On February 9 Gail has served a disconnection notice to IPCL for not paying marketing margins on gas supplied.
IPCL has time till early March to sign the revised gas agreement with Gail and has written to the Petroleum Ministry asking it to intervene, and there are reports that Gail might find it difficult to carry out its threat.
Gail has sent a gas supply disconnection notice to Reliance-owned IPCL. Gail says that IPCL has not signed the revised Gas Sales Agreement with Gail after the Government's pricing order, which came into effect from July 2005.
Inspite of the continuous efforts by Gail during the last several months, Gail says, IPCL has not come forward to sign the agreement on the same terms and conditions as agreed by other customers.
Gail is demanding the inclusion of marketing costs at Rs 222 per 1000 scm of gas.

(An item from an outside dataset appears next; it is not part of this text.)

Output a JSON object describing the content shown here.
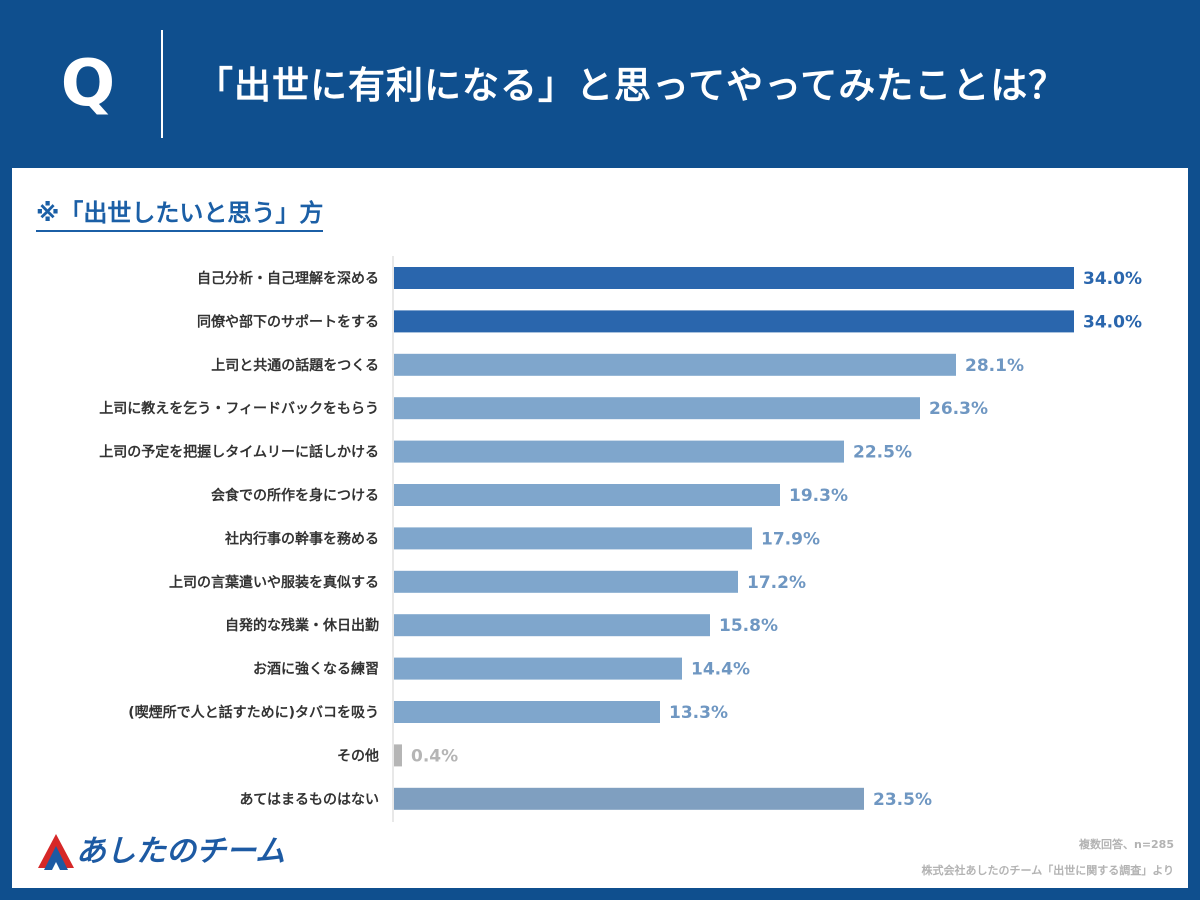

IPCL has protested this and in a letter written to the petroleum Ministry as well as Gail, IPCL says that there is no provision for payment of marketing charge over and above the market determined price subject to the present ceiling of $3.86/MMBTU and that pricing of natural gas under the APM as noted by the Ministry of Petroleum and Natural Gas's letter dated June 20, 2005 is currently valid upto March 31, 2006.
IPCL also says that it had asked Gail for a mandate from the Government to include marketing charges for supply of natural gas, which Gail was not able to furnish. IPCL has also asked the Ministry to intervene to a any unilateral action by Gail.

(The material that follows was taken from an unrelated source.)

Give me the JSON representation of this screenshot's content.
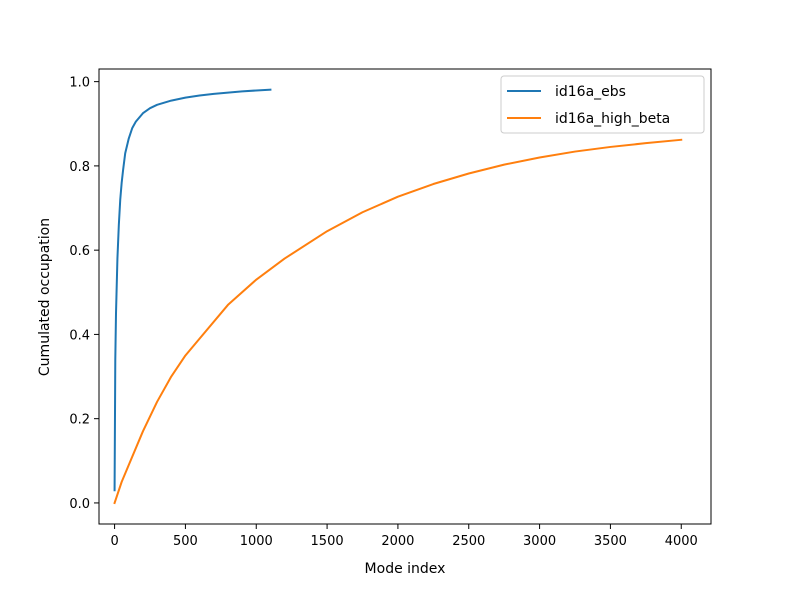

Gail supplies 1.03 mmscmd of gas per day to all four units of IPCL. The company says that IPCL has sought time till early March after which Gail would disconnect gas supply to IPCL.

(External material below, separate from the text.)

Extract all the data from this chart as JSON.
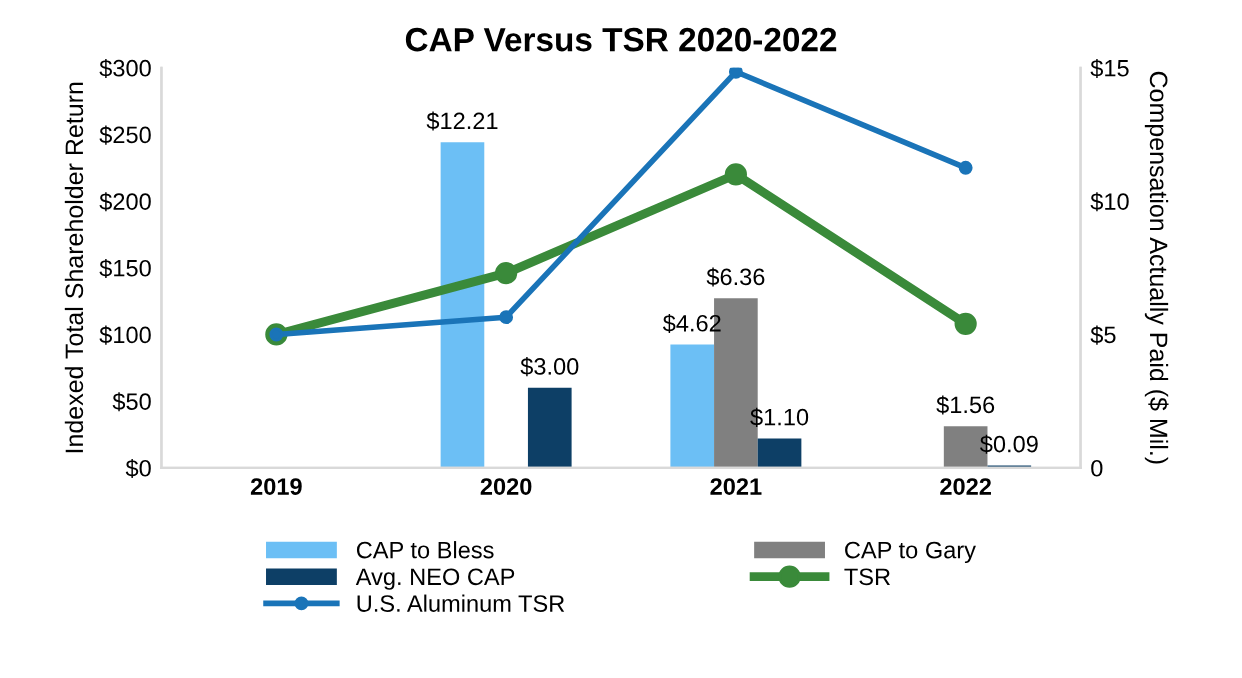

In an internal note the oil ministry has said that the gas pricing order does not provide for any marketing margin over and and above the transportation tariff being realised by Gail.
The Tariff Commission has concluded that the transportation rates being charged by Gail are much higher than the reasonable rates to provide Gail a post tax return of 12 per cent on its investments.
The Ministry has also noted that APM gas is allocated to the consumers by the government and that Gail has been performing the function of a transporter.
The activities of transportation and marketing are not separate as such, and that Gail is performing these functions as a bundled activity.
But it still remains to be seen whether the Petroleum Ministry will prevail upon Gail to stop it from disconnecting gas supply to IPCL.